L’estate è arrivata, il coro si alza: “È scoppiato il
caldo!”.
I telegiornali possono finalmente sfoderare i riciclatissimi servizi
di repertorio: tra un condizionatore gocciolante, un gelato spalmato sulla
bocca di un bambino ed una vecchia agonizzante che si sventaglia, spuntano i piedi dei turisti a bagno nelle fontane.
E la primavera? Che fine ha fatto? In molti se lo sono
chiesti quest'anno, ma c’è chi, sospinto da un’analogia tanto facile quanto amara, se lo
sta chiedendo più di
altri.
Ogni giovane vita attraversa un momento d’oro, una primavera
intellettuale carica di idee e fervida di energie.

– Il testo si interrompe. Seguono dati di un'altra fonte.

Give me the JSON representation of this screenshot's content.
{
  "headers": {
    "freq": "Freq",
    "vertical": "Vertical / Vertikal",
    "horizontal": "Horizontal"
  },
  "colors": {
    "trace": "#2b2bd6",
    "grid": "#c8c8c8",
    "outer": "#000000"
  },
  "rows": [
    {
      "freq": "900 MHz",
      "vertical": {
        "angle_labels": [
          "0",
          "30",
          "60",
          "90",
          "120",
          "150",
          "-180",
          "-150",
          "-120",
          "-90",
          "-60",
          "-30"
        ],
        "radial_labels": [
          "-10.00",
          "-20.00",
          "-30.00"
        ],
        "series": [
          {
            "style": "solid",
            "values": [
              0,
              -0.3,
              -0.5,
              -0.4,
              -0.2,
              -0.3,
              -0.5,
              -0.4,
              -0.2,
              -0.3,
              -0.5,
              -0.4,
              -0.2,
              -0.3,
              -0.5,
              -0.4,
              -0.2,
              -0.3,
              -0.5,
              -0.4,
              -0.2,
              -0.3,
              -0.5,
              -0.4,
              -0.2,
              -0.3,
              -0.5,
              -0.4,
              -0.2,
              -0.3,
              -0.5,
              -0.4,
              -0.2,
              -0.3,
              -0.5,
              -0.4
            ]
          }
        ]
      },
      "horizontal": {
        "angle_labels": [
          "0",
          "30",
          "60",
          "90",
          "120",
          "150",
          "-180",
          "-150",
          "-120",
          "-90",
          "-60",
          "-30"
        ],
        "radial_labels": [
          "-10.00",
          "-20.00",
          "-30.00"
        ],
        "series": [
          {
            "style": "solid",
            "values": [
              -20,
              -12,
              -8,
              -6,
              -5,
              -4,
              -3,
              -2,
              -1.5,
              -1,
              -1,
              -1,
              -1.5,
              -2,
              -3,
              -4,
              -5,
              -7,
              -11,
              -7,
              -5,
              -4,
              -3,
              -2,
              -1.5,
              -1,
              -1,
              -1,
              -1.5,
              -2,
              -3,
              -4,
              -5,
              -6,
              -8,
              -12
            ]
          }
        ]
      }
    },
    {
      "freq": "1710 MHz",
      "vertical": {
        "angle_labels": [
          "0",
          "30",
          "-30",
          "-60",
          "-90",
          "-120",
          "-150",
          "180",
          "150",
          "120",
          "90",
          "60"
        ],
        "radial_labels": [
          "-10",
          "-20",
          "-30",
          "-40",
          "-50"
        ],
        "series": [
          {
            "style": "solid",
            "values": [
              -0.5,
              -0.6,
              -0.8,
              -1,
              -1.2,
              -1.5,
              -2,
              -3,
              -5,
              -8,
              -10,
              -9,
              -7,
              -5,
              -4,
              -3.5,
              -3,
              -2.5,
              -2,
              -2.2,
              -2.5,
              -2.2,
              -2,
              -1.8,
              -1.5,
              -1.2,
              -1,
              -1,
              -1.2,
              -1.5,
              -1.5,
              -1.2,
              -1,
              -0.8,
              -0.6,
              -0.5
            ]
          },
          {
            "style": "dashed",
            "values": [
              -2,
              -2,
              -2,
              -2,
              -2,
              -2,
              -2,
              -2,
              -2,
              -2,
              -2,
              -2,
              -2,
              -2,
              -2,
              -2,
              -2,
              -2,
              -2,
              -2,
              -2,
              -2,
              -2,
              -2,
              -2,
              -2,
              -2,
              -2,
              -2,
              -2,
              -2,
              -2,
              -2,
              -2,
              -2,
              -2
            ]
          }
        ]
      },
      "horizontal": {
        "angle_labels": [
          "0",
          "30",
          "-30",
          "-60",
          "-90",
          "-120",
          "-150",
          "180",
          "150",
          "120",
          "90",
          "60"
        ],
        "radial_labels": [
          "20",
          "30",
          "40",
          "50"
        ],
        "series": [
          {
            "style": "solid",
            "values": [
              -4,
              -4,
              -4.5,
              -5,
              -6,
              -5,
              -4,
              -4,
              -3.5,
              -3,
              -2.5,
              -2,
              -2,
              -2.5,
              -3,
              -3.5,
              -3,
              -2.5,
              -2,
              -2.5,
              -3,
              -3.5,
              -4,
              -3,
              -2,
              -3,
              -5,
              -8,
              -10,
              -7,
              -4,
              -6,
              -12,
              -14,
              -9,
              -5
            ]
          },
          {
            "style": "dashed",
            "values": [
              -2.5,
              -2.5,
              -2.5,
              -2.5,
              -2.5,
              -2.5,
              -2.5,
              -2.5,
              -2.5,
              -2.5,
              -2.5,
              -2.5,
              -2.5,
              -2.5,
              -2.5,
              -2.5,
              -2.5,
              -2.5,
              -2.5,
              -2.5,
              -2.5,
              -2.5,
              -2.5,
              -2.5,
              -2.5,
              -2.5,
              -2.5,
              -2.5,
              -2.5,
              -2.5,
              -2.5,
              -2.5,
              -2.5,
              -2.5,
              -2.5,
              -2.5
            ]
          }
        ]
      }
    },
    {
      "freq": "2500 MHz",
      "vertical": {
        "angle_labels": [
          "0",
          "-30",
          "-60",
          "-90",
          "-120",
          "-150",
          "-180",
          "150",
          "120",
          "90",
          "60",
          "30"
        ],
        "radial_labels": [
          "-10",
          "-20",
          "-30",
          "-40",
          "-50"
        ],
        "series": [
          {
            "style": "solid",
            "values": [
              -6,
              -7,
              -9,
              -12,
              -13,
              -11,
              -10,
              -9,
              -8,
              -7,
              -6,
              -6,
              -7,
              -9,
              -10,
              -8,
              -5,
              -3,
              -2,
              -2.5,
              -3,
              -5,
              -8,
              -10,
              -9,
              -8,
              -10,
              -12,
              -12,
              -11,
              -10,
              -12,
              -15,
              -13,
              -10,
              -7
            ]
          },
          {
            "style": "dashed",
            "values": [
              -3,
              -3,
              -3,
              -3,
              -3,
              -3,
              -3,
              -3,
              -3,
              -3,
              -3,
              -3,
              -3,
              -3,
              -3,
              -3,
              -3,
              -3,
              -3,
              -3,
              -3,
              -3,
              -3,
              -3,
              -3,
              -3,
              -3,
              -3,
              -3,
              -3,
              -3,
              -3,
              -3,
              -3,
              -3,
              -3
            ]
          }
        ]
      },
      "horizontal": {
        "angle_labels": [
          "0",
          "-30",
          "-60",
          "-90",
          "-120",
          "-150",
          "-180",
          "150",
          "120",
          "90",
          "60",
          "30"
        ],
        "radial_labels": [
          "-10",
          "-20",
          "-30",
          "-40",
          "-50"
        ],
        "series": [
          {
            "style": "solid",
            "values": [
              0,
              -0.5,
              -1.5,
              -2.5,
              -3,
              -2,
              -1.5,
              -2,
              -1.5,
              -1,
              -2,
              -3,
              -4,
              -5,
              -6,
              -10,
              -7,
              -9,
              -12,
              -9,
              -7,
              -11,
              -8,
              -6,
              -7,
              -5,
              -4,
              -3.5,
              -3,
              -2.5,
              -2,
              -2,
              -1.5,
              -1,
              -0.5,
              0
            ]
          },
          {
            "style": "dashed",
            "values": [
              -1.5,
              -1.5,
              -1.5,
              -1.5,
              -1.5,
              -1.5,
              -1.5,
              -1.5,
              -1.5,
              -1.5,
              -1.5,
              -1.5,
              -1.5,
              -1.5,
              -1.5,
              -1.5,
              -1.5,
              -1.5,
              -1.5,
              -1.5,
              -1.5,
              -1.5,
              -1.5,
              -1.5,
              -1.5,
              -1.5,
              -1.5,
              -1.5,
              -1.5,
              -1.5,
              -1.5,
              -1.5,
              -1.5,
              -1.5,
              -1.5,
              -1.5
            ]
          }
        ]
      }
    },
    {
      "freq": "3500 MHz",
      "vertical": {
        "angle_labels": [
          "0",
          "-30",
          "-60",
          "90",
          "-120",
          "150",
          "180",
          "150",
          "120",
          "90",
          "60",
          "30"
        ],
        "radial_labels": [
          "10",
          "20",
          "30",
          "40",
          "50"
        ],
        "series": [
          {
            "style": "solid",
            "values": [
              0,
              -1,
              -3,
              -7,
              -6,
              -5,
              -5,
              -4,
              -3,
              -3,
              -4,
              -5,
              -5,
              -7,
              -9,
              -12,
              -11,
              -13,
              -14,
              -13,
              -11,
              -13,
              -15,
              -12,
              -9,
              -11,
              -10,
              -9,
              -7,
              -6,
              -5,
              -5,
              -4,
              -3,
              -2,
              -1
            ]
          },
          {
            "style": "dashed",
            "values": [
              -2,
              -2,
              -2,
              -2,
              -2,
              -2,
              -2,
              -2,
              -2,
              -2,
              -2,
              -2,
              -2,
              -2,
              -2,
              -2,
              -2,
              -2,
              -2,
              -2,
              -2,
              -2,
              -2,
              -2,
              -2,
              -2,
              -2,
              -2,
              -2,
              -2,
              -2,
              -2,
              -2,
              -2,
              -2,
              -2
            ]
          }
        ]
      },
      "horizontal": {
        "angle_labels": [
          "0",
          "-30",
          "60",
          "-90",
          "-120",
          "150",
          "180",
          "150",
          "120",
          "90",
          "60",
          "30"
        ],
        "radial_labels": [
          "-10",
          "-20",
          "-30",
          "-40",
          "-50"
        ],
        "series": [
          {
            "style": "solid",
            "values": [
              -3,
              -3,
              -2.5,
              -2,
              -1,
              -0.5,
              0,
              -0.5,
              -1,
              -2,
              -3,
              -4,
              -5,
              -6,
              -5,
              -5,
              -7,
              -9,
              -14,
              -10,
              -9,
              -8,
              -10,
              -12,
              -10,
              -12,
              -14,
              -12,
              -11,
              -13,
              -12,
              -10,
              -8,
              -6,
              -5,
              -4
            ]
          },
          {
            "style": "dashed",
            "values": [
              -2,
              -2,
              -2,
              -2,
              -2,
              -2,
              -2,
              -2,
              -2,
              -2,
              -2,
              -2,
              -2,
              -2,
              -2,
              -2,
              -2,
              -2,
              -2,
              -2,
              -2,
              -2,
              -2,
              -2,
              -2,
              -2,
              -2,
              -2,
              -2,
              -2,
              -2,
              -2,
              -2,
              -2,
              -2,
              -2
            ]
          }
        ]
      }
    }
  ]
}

Ho
visto questa stagione sfumare negli sguardi dei coetanei, estinguersi
nello slancio fulmineo di progetti abortiti sul nascere, consumarsi nella lotta
per un posto stabile e per un salario decoroso a cui si aspirava non come una
stazione d'arrivo, ma come un trampolino di lancio. Traguardi per molti non ancora
raggiunti, per altri toccati troppo tardi. Nella lunga corsa, quante porte sbarrate, quante idee perse, quanti sogni svaniti! Non li riavremo mai indietro.

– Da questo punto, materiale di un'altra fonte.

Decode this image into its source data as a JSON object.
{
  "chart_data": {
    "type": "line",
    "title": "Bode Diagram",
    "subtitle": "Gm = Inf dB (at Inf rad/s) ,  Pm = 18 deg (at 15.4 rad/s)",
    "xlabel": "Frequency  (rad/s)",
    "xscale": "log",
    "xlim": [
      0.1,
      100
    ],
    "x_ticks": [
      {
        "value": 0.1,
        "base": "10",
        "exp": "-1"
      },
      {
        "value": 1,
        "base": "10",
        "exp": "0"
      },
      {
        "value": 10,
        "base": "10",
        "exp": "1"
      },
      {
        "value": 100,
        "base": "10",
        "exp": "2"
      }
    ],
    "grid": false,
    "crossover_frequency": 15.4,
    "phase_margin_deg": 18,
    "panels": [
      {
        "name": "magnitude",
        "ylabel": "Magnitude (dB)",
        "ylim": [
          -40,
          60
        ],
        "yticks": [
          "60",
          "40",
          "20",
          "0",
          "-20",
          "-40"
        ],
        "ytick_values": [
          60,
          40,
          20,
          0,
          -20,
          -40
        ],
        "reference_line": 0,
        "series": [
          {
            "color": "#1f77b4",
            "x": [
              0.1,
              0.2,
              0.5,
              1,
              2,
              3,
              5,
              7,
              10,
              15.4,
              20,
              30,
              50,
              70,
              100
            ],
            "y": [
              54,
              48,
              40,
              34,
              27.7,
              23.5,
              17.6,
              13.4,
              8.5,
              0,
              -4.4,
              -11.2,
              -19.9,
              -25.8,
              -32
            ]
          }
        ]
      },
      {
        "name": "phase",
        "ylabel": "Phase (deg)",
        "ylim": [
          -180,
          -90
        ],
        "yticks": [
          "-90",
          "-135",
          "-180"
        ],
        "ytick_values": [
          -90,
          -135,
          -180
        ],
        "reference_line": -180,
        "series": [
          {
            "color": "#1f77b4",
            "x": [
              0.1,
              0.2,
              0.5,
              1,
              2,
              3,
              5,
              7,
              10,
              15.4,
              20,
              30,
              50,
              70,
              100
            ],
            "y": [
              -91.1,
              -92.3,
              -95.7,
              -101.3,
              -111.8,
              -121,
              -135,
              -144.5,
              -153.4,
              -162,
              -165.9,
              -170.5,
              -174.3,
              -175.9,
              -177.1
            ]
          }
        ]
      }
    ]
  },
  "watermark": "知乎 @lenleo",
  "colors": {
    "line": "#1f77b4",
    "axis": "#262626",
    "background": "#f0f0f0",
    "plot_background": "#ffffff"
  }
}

C’è chi ha cercato la primavera
al "Nord del mondo", in una serra ben irrorata e protetta, dove si producono
artificialmente frutti belli e insipidi. Un'illusione, un pallido ripiego, non prendiamoci in giro.

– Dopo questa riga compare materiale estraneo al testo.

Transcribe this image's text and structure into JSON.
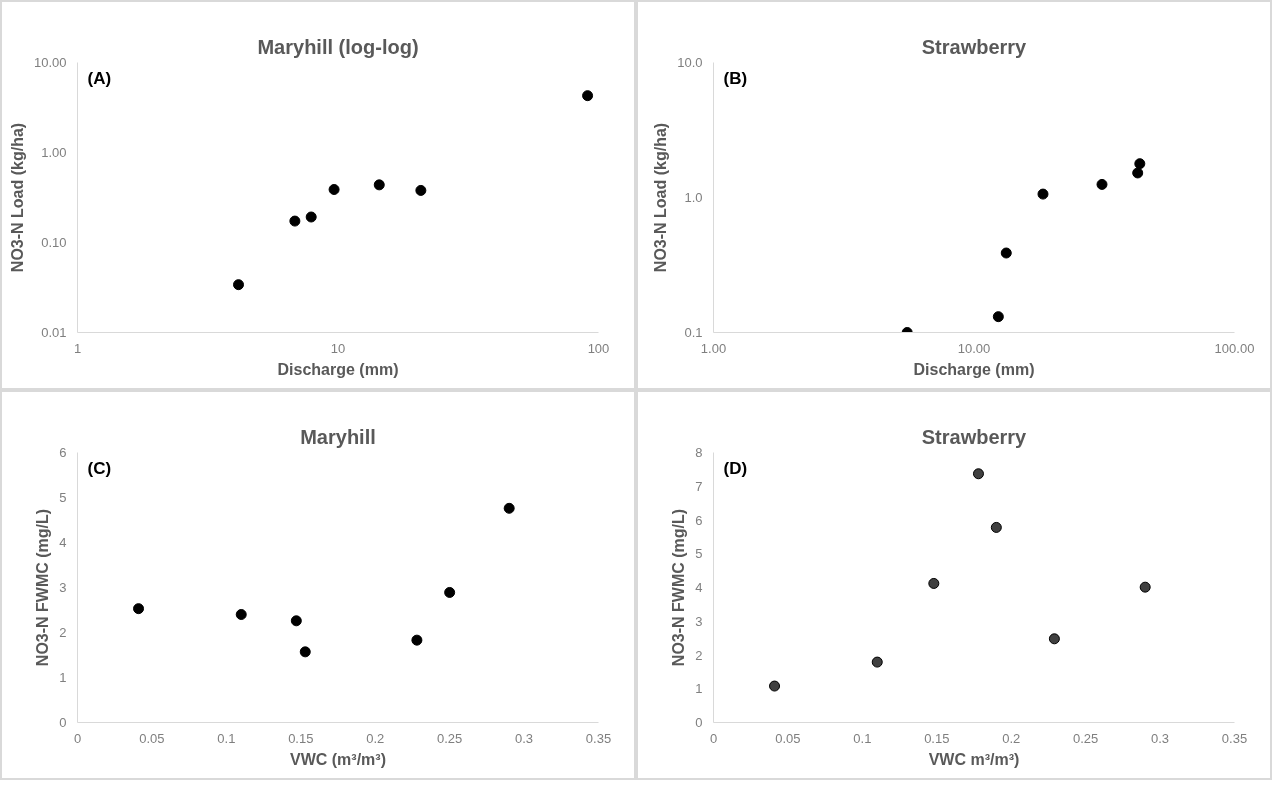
{
  "chart_data": [
    {
      "type": "scatter",
      "title": "Maryhill (log-log)",
      "annotations": [
        "(A)"
      ],
      "xlabel": "Discharge (mm)",
      "ylabel": "NO3-N Load (kg/ha)",
      "log": "xy",
      "marker": "circle",
      "grid": false,
      "x": [
        4.15,
        6.83,
        7.89,
        9.66,
        14.4,
        20.8,
        90.8
      ],
      "series": [
        {
          "color": "#000000",
          "values": [
            0.034,
            0.173,
            0.192,
            0.388,
            0.437,
            0.379,
            4.28
          ]
        }
      ],
      "xlim": [
        1,
        100
      ],
      "xticks": [
        1,
        10,
        100
      ],
      "ylim": [
        0.01,
        10
      ],
      "yticks": [
        {
          "value": 0.01,
          "label": "0.01"
        },
        {
          "value": 0.1,
          "label": "0.10"
        },
        {
          "value": 1,
          "label": "1.00"
        },
        {
          "value": 10,
          "label": "10.00"
        }
      ]
    },
    {
      "type": "scatter",
      "title": "Strawberry",
      "annotations": [
        "(B)"
      ],
      "xlabel": "Discharge (mm)",
      "ylabel": "NO3-N Load (kg/ha)",
      "log": "xy",
      "marker": "circle",
      "grid": false,
      "x": [
        5.54,
        12.4,
        13.3,
        18.4,
        31.0,
        42.5,
        43.3
      ],
      "series": [
        {
          "color": "#000000",
          "values": [
            0.1,
            0.131,
            0.388,
            1.06,
            1.25,
            1.52,
            1.78
          ]
        }
      ],
      "xlim": [
        1,
        100
      ],
      "xticks": [
        {
          "value": 1,
          "label": "1.00"
        },
        {
          "value": 10,
          "label": "10.00"
        },
        {
          "value": 100,
          "label": "100.00"
        }
      ],
      "ylim": [
        0.1,
        10
      ],
      "yticks": [
        0.1,
        {
          "value": 1,
          "label": "1.0"
        },
        {
          "value": 10,
          "label": "10.0"
        }
      ]
    },
    {
      "type": "scatter",
      "title": "Maryhill",
      "annotations": [
        "(C)"
      ],
      "xlabel": "VWC (m³/m³)",
      "ylabel": "NO3-N FWMC (mg/L)",
      "marker": "circle",
      "grid": false,
      "x": [
        0.041,
        0.11,
        0.147,
        0.153,
        0.228,
        0.25,
        0.29
      ],
      "series": [
        {
          "color": "#000000",
          "values": [
            2.53,
            2.4,
            2.26,
            1.57,
            1.83,
            2.89,
            4.76
          ]
        }
      ],
      "xlim": [
        0,
        0.35
      ],
      "xticks": [
        0,
        0.05,
        0.1,
        0.15,
        0.2,
        0.25,
        0.3,
        0.35
      ],
      "ylim": [
        0,
        6
      ],
      "yticks": [
        0,
        1,
        2,
        3,
        4,
        5,
        6
      ]
    },
    {
      "type": "scatter",
      "title": "Strawberry",
      "annotations": [
        "(D)"
      ],
      "xlabel": "VWC m³/m³)",
      "ylabel": "NO3-N FWMC (mg/L)",
      "marker": "circle",
      "grid": false,
      "x": [
        0.041,
        0.11,
        0.148,
        0.178,
        0.19,
        0.229,
        0.29
      ],
      "series": [
        {
          "color": "#404040",
          "values": [
            1.08,
            1.79,
            4.12,
            7.37,
            5.78,
            2.48,
            4.01
          ]
        }
      ],
      "xlim": [
        0,
        0.35
      ],
      "xticks": [
        0,
        0.05,
        0.1,
        0.15,
        0.2,
        0.25,
        0.3,
        0.35
      ],
      "ylim": [
        0,
        8
      ],
      "yticks": [
        0,
        1,
        2,
        3,
        4,
        5,
        6,
        7,
        8
      ]
    }
  ]
}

I danni maggiori non sono per le arti che si nutrono di
tensioni e sanno gestire l'incerto. Le perdite più importati si misurano nella
ricerca, nelle scienze umane e sociali, e persino in quelle buffamente definite
esatte.
Progetti solidi e ben strutturati non sbocciano sotto l’aura
rarefatta e pesante di un vecchio barone, nè idee brillanti possono esprimersi
nella routine di un impeccabile servizio consacrato al successo di spensierati cinquantenni.
Ecco cosa abbiamo perso: la primavera. Ci saranno certo
nuovi cicli, ma non per noi e non per ora.
Ora c’è l’estate, un’estate calda di rabbia. E poi si affaccerà l’autunno ed avrà i nostri occhi, occhi stanchi, disincantati, avvelenati.